Enter what the dentist quoted. We compare it to the fair range for your insurance, provider, and region, flag the lines worth questioning, and write you a short list of questions to ask before you say yes. Everything runs in your browser — nothing is sent anywhere.

Tick the lines on your bill (optional, sharper read)

How to read a dental estimate

The decoder above does the arithmetic, but the skill behind it is simple enough to carry into any dental office. Four moves separate a confident patient from an anxious one:

1. Get it itemized

A single-number estimate can't be evaluated — and it's the format where padding hides. Ask for each procedure with its ADA code, fee, what insurance is expected to pay, and your estimated share. Offices that itemize tend to price more carefully, because every line has to justify itself.

2. Separate "must do now" from "could do"

Not everything on a treatment plan is urgent. Ask which work is essential now and which can safely wait or be staged into next year's benefits to beat the annual maximum. This is the single biggest lever on a big bill, and a good dentist will walk you through it.
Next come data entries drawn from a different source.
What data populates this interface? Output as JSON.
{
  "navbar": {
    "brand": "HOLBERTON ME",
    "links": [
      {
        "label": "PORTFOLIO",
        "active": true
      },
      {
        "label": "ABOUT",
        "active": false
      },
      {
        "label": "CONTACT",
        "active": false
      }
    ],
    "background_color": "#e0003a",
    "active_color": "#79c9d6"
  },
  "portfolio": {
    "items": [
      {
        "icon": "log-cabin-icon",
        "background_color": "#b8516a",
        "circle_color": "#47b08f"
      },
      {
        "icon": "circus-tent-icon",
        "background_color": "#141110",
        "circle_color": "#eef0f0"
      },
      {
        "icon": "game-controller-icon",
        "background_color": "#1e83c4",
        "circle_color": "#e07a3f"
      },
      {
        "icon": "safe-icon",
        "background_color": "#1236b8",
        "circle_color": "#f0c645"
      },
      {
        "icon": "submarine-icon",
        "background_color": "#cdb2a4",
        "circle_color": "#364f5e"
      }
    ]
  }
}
3. Understand insurance tiers and the annual max

Insurance sorts work into tiers — preventive ~100% covered, basic ~80%, major ~50%, orthodontics to a lifetime cap — and stops paying past a yearly maximum (often ~$1,500). Knowing your tier and remaining max explains most of what you'll actually owe. The decoder lets you compare with and without insurance directly.

4. A second opinion costs an exam fee

On any non-urgent procedure over a few hundred dollars, a second opinion is the highest-paid hour of your month. For emergencies you rarely have that luxury — but for planned surgeries and dentals, it's routine and worth it.

What this tool can and can't do: it compares your quoted price to a transparent model of what a procedure typically runs — it can't examine you or confirm a diagnosis, and it is not dental advice. Treat a "within range" result as "not being overcharged," not as "this procedure is definitely necessary." That judgment belongs to you and your dentist.